La modernità dunque trova sfogo in un ambito governato da antiche regole quasi incomprensibili, persino quando si esprimono attraverso le massime da cioccolatino sciorinate dall'intellettuale, che poi sarà l'unico a scatenare la furia incontrollabile, che deborda da quelle inquadrature che riescono a mostrare meglio il fuori campo rispetto a quegli oggetti ipercinetici che scorrono dentro lo schermo, schizzando in ogni direzione a seguito della spinta centrifuga impressa dal montaggio. Il filosofo che usa l'informatica, colui che organizza come i vecchi mandarini l'incontro per dirimere la questione che contrappone i due giovani, sarà quello che posto di fronte all'ennesima sfida, esasperato dalla situazione e dalle sevizie subite nell'antro oscuro delle passioni profonde del popolo cinese, dimostrerà quanto poco valore abbiano le rigide norme confuciane a fronte della prassi di una società affatto diversa, zeppa di telefonini, eppure per certi versi ingessata dalla tradizione.

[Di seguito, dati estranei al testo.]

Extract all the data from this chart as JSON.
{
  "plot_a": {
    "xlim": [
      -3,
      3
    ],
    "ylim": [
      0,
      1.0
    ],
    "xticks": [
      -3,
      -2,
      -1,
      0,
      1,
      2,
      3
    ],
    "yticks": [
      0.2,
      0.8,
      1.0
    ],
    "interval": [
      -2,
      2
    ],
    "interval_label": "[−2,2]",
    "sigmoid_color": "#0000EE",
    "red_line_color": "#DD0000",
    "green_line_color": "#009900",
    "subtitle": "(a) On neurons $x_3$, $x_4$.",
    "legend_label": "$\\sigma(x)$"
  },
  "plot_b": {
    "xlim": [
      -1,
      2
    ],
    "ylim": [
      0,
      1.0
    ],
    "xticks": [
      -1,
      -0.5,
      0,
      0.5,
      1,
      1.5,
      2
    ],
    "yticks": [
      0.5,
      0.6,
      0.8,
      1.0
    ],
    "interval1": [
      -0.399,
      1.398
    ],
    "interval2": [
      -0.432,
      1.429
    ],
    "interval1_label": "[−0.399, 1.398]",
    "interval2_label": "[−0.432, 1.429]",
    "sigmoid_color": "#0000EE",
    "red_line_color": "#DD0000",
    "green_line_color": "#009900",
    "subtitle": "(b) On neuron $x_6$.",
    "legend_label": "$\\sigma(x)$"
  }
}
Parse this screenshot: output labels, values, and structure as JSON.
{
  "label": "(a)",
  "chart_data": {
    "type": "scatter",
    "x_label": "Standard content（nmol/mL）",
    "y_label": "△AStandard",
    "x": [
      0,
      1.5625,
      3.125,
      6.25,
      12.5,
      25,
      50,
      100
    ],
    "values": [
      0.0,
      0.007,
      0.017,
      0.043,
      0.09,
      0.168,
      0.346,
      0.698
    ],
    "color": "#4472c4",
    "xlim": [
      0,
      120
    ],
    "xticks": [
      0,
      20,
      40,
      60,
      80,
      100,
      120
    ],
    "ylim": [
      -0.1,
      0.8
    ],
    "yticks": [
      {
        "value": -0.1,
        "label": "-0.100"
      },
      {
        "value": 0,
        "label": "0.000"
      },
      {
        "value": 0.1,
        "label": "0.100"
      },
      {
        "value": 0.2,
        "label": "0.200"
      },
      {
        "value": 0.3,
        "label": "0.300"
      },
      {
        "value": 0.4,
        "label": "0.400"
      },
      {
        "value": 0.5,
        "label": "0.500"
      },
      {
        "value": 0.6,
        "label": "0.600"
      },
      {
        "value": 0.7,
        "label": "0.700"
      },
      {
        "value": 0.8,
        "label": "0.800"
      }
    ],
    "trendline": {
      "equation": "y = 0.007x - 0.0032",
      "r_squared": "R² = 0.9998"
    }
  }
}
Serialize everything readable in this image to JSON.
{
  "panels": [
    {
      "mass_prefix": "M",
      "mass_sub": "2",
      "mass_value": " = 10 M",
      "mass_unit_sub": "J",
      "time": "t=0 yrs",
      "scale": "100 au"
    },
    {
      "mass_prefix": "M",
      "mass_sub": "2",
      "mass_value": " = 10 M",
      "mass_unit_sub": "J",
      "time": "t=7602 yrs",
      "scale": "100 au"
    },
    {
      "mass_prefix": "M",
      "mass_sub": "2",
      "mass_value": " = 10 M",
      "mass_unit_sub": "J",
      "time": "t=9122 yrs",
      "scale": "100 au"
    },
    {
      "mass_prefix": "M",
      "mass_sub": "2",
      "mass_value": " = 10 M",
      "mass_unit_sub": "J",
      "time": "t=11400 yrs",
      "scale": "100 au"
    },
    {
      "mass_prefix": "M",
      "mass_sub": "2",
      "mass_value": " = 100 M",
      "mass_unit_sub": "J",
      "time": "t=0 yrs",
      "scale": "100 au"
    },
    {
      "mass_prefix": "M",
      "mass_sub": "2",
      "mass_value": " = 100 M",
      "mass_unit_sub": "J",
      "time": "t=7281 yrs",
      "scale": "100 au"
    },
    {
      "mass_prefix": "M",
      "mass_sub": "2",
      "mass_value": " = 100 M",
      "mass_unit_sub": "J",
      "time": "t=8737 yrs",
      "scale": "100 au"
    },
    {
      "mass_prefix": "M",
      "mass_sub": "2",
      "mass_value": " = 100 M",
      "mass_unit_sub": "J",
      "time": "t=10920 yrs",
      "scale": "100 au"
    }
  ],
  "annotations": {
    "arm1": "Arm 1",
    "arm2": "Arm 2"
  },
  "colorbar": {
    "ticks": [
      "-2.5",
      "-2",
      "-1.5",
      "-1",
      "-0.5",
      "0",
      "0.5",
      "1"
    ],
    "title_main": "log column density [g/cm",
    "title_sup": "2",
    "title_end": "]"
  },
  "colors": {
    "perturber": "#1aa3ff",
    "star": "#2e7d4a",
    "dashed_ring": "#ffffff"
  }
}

Tutto scorre lungo l'intera pellicola seguendo sensazioni coerenti pure quando evidenzia le contrapposizioni marcate alla maniera cinese e quindi non in modo palese, ma sfruttando allusioni oblique, oppure con espedienti formali che mettono in rilievo il contrasto della loro fattura con gli assunti che comunicano e che attraverso questa prassi vengono messi in discussione. Fino alla rivelazione finale della brutalità connaturata persino nel diritto, una denuncia valida anche universalmente, ma che le autorità cinesi è facile immaginare abbiano preteso venisse annacquata dalla lettera letta al termine della breve detenzione (tutta l'opera si regge su un canovaccio d'impianto comico) del feritore (dove il rilascio sembra inscenato apposta per rappresentare la benevolenza delle istituzioni, che non reprimono, ma ammoniscono dell'opportunità dell'uso delle leggi): insomma l'ennesimo caso di Caligarismo, per cui si stravolge il senso di un film, giustapponendogli un finale che dia ragione all'autorità, allontanando i sospetti di aver gridato: "La Legge è nuda", come il Re.

C'è un'altra spiegazione: Yimou avverte il pericolo dell'accelerazione nel processo di modernizzazione, ma al contempo intravede qualche spiraglio attraverso gesti eclatanti per poter pilotare la comunità cinese verso una convivenza più civile, mescolando il meglio dell'apporto delle singole classi, dove la sanguigna mannaia del giovane viene brandita senza remore solo dall'intellettuale, che, con la scelta di cambiare itinerario per andare a casa del giovane all'uscita dal carcere, probabilmente è stato a sua volta arricchito dall'esperienza. Insomma il regista potrebbe semplicemente e con divertimento aver voluto spingere i suoi connazionali ad approfondire le reciproche conoscenze. In questo caso l'uso di quella tecnica di ripresa e montaggio troverebbe un significato nel bisogno di far emergere una società non visibile perché ancora inesistente e frammentata e che deve comprendere le istanze che provengono anche da Hong Kong.